Holiness Tradition and the Conversion-Centered Pulpit
The Korea Evangelical Holiness Church articulates its theological identity around the Fourfold Gospel: regeneration, sanctification, divine healing, and the Second Coming of Christ — the doctrinal inheritance of the American Holiness Movement mediated through the early twentieth-century Korean church. Lee’s denomination thus carries a double emphasis: evangelical conversion and subsequent sanctification.
In Lee’s stated vision for preaching, this double emphasis surfaces primarily through his focus on conversion. He has described his goal as “preaching through which believers can arrive at genuine conversion.” He has also stressed that evangelism should be understood not only as a means of saving others but as “a means of the evangelist’s own spiritual growth” — a formulation that preserves the Holiness tradition’s emphasis on ongoing interior transformation without reducing it to doctrinal recitation.
On the present generation of pastors, he has observed that they “preach with considerable passion after much meditation on Scripture, but their spiritual authority is lower than the first generation.” The distinction he draws — between learned diligence and a kind of authority rooted in prayer and encounter — reflects the Holiness movement’s characteristic suspicion that theological sophistication alone is insufficient ground for ministry.
On Screens, Programs, and the Priority of Preaching
In a January 2025 interview with Christian Daily, Lee addressed the technological environment of contemporary worship directly: “Displaying sermons or Scripture passages on screens distances the congregation from the Bible.” This is not a technophobe’s instinct but a considered pastoral preference — he values the act of congregants physically holding a Bible and turning to the text themselves.

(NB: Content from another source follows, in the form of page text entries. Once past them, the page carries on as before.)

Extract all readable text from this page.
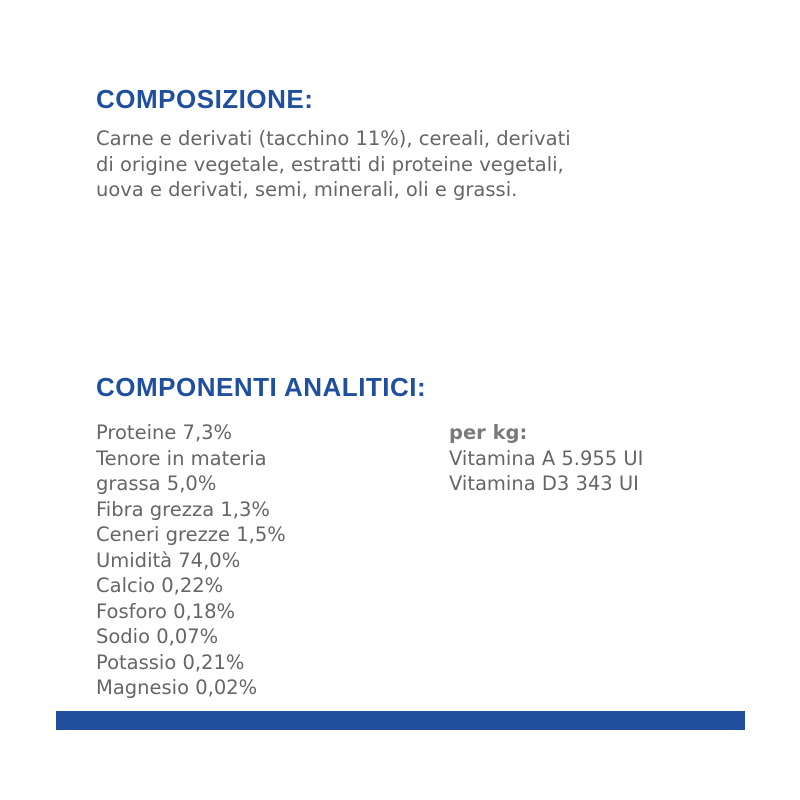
COMPOSIZIONE:

Carne e derivati (tacchino 11%), cereali, derivati
di origine vegetale, estratti di proteine vegetali,
uova e derivati, semi, minerali, oli e grassi.

COMPONENTI ANALITICI:
Proteine 7,3%
Tenore in materia
grassa 5,0%
Fibra grezza 1,3%
Ceneri grezze 1,5%
Umidità 74,0%
Calcio 0,22%
Fosforo 0,18%
Sodio 0,07%
Potassio 0,21%
Magnesio 0,02%
per kg:
Vitamina A 5.955 UI
Vitamina D3 343 UI
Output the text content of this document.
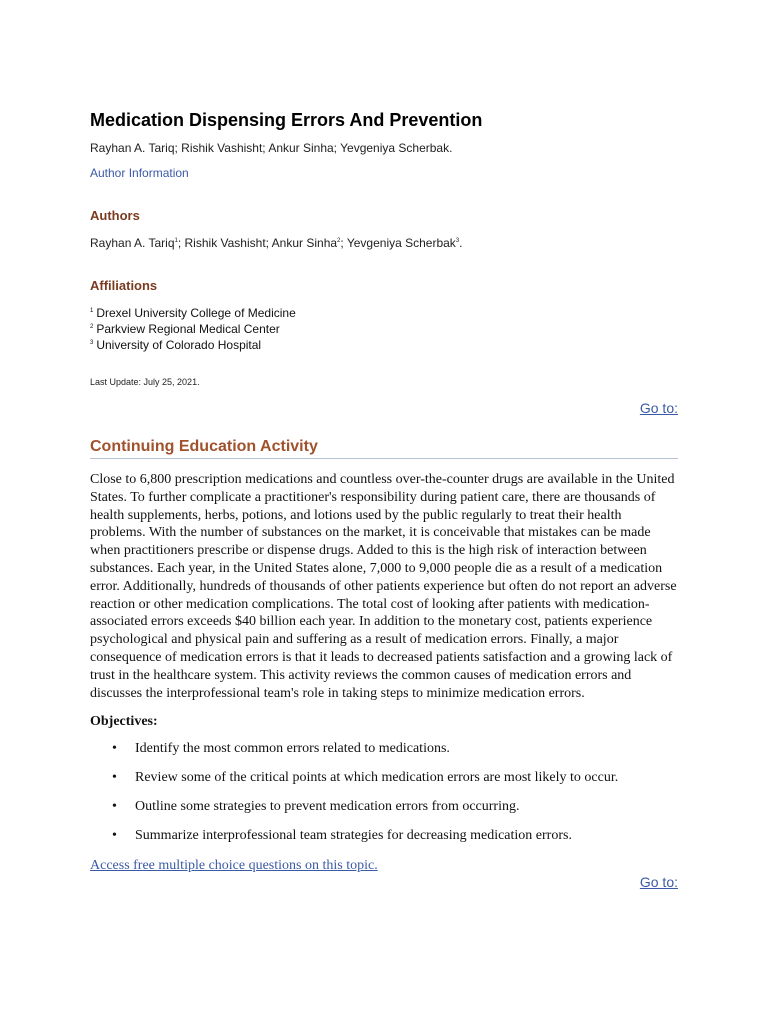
Medication Dispensing Errors And Prevention
Rayhan A. Tariq; Rishik Vashisht; Ankur Sinha; Yevgeniya Scherbak.
Author Information
Authors
Rayhan A. Tariq$^1$; Rishik Vashisht; Ankur Sinha$^2$; Yevgeniya Scherbak$^3$.
Affiliations
$^1$ Drexel University College of Medicine
$^2$ Parkview Regional Medical Center
$^3$ University of Colorado Hospital
Last Update: July 25, 2021.
Go to:
Continuing Education Activity
Close to 6,800 prescription medications and countless over-the-counter drugs are available in the United States. To further complicate a practitioner's responsibility during patient care, there are thousands of health supplements, herbs, potions, and lotions used by the public regularly to treat their health problems. With the number of substances on the market, it is conceivable that mistakes can be made when practitioners prescribe or dispense drugs. Added to this is the high risk of interaction between substances. Each year, in the United States alone, 7,000 to 9,000 people die as a result of a medication error. Additionally, hundreds of thousands of other patients experience but often do not report an adverse reaction or other medication complications. The total cost of looking after patients with medication-associated errors exceeds $40 billion each year. In addition to the monetary cost, patients experience psychological and physical pain and suffering as a result of medication errors. Finally, a major consequence of medication errors is that it leads to decreased patients satisfaction and a growing lack of trust in the healthcare system. This activity reviews the common causes of medication errors and discusses the interprofessional team's role in taking steps to minimize medication errors.
Objectives:
• Identify the most common errors related to medications.
• Review some of the critical points at which medication errors are most likely to occur.
• Outline some strategies to prevent medication errors from occurring.
• Summarize interprofessional team strategies for decreasing medication errors.
Access free multiple choice questions on this topic.
Go to:
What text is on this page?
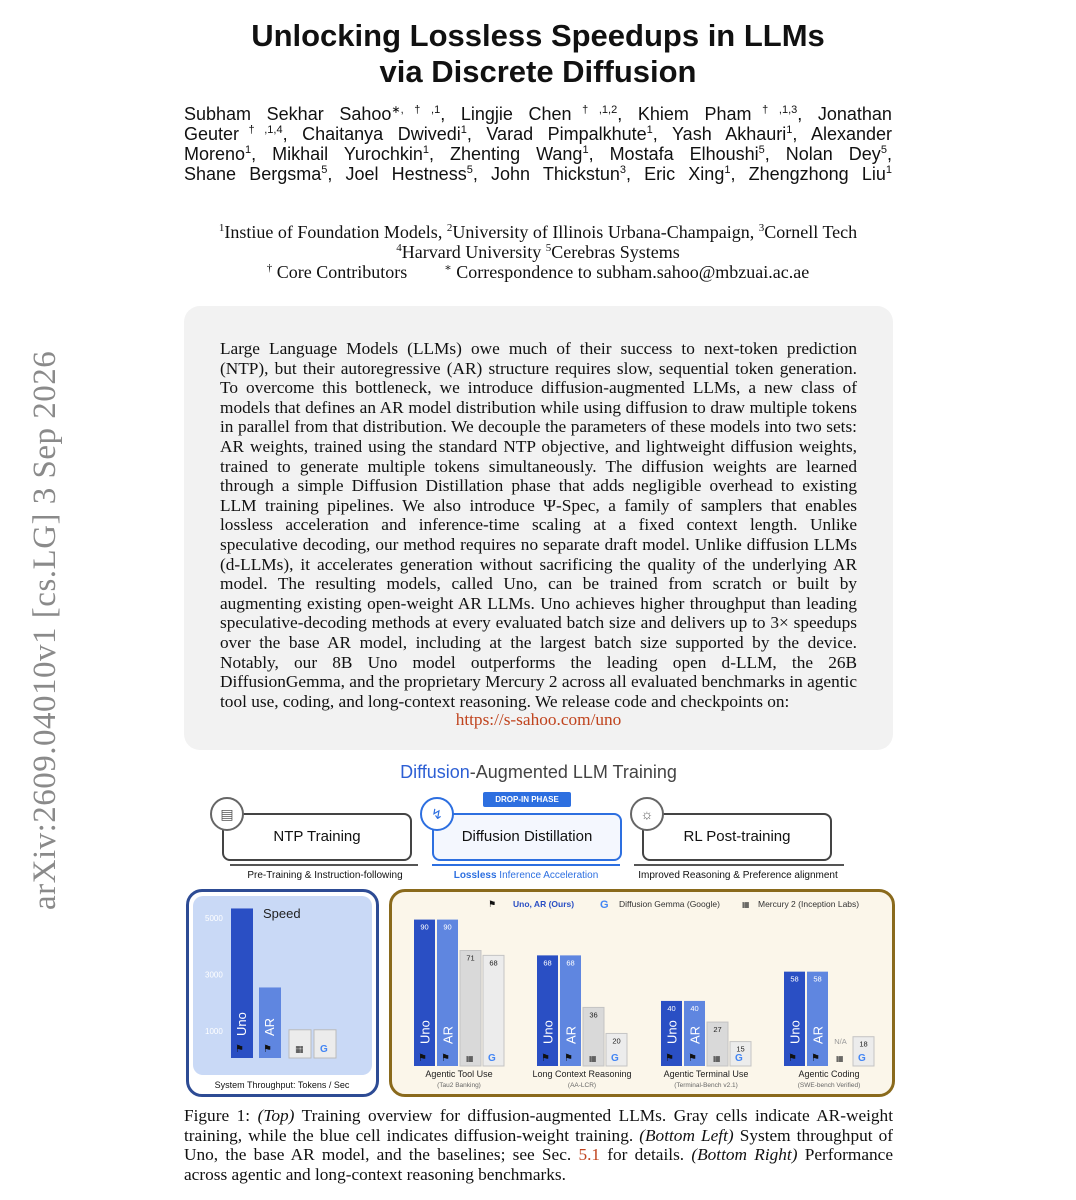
arXiv:2609.04010v1 [cs.LG] 3 Sep 2026
Unlocking Lossless Speedups in LLMs
via Discrete Diffusion
Subham Sekhar Sahoo$^{∗,\dagger,1}$, Lingjie Chen$^{\dagger,1,2}$, Khiem Pham$^{\dagger,1,3}$, Jonathan
Geuter$^{\dagger,1,4}$, Chaitanya Dwivedi$^1$, Varad Pimpalkhute$^1$, Yash Akhauri$^1$, Alexander
Moreno$^1$, Mikhail Yurochkin$^1$, Zhenting Wang$^1$, Mostafa Elhoushi$^5$, Nolan Dey$^5$,
Shane Bergsma$^5$, Joel Hestness$^5$, John Thickstun$^3$, Eric Xing$^1$, Zhengzhong Liu$^1$
$^1$Instiue of Foundation Models, $^2$University of Illinois Urbana-Champaign, $^3$Cornell Tech
$^4$Harvard University $^5$Cerebras Systems
† Core Contributors	∗ Correspondence to subham.sahoo@mbzuai.ac.ae
Large Language Models (LLMs) owe much of their success to next-token prediction (NTP), but their autoregressive (AR) structure requires slow, sequential token generation. To overcome this bottleneck, we introduce diffusion-augmented LLMs, a new class of models that defines an AR model distribution while using diffusion to draw multiple tokens in parallel from that distribution. We decouple the parameters of these models into two sets: AR weights, trained using the standard NTP objective, and lightweight diffusion weights, trained to generate multiple tokens simultaneously. The diffusion weights are learned through a simple Diffusion Distillation phase that adds negligible overhead to existing LLM training pipelines. We also introduce Ψ-Spec, a family of samplers that enables lossless acceleration and inference-time scaling at a fixed context length. Unlike speculative decoding, our method requires no separate draft model. Unlike diffusion LLMs (d-LLMs), it accelerates generation without sacrificing the quality of the underlying AR model. The resulting models, called Uno, can be trained from scratch or built by augmenting existing open-weight AR LLMs. Uno achieves higher throughput than leading speculative-decoding methods at every evaluated batch size and delivers up to 3× speedups over the base AR model, including at the largest batch size supported by the device. Notably, our 8B Uno model outperforms the leading open d-LLM, the 26B DiffusionGemma, and the proprietary Mercury 2 across all evaluated benchmarks in agentic tool use, coding, and long-context reasoning. We release code and checkpoints on:
https://s-sahoo.com/uno
Diffusion-Augmented LLM Training
DROP-IN PHASE
NTP Training	Diffusion Distillation	RL Post-training
▤	↯	☼
Pre-Training & Instruction-following	Lossless Inference Acceleration	Improved Reasoning & Preference alignment
1000
3000
5000	Speed
Uno
⚑
AR
⚑	▦ G
System Throughput: Tokens / Sec
⚑ Uno, AR (Ours) G Diffusion Gemma (Google)	▦ Mercury 2 (Inception Labs)
90
Uno
⚑
90
AR
⚑
71
▦
68
G
Agentic Tool Use
(Tau2 Banking)
68
Uno
⚑
68
AR
⚑
36
▦
20
G
Long Context Reasoning
(AA-LCR)
40
Uno
⚑
40
AR
⚑
27
▦
15
G
Agentic Terminal Use
(Terminal-Bench v2.1)
58
Uno
⚑
58
AR
⚑
N/A
▦
18
G
Agentic Coding
(SWE-bench Verified)
Figure 1: (Top) Training overview for diffusion-augmented LLMs. Gray cells indicate AR-weight training, while the blue cell indicates diffusion-weight training. (Bottom Left) System throughput of Uno, the base AR model, and the baselines; see Sec. 5.1 for details. (Bottom Right) Performance across agentic and long-context reasoning benchmarks.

He extended the same logic to programming: “The more programs you have, the further you drift from the focus of ministry.” This is a counter-intuitive position for a pastor who oversaw a congregation of twelve thousand, where the institutional capacity for diverse programming would have been substantial. His preference was consistently to concentrate rather than to diversify.
The theological ground for both positions is explicit in his summary statement: “For right pastoral ministry to overcome the church’s crisis, preaching must be restored.” This is not merely a preference for one pastoral activity over another. It is a diagnosis: where preaching has been displaced — by spectacle, by program, by technique — the church is in crisis, and the restoration must begin with the pulpit.
Conclusion
Lee Jung-ik’s preaching is shaped by a coherent set of convictions rather than a distinctive structural technique. The topical form, the everyday language, the absence of original-language exposition — these are in service of Hwang Deok-hyung’s key observation: that Lee has the ability to make the encounter with God feel like an ordinary event in an ordinary life. “Soda preaching” is rejected because it substitutes emotional relief for that genuine encounter. Screens and programs are kept at arm’s length because they risk displacing the thing itself.
The three coordinates — comfort in the sense of life-embeddedness, fidelity to the gospel over technique, and preaching as the non-negotiable core of ministry — appear consistently across his twenty-five-year pastorate at Sinchon Holiness Church and in the positions he has articulated since retirement. They form the interpretive key to what his pulpit was doing.
The analysis by Professor Hwang Deok-hyung cited in this article draws on reporting from Christian Today based on the Korea Society of Systematic Theology, “Gospel and Preaching,” Korean Journal of Systematic Theology, vol. 15 (January 2006). Direct quotations from Pastor Lee are sourced from Disciple magazine (July 2017) and the Christian Daily New Year interview (January 2025).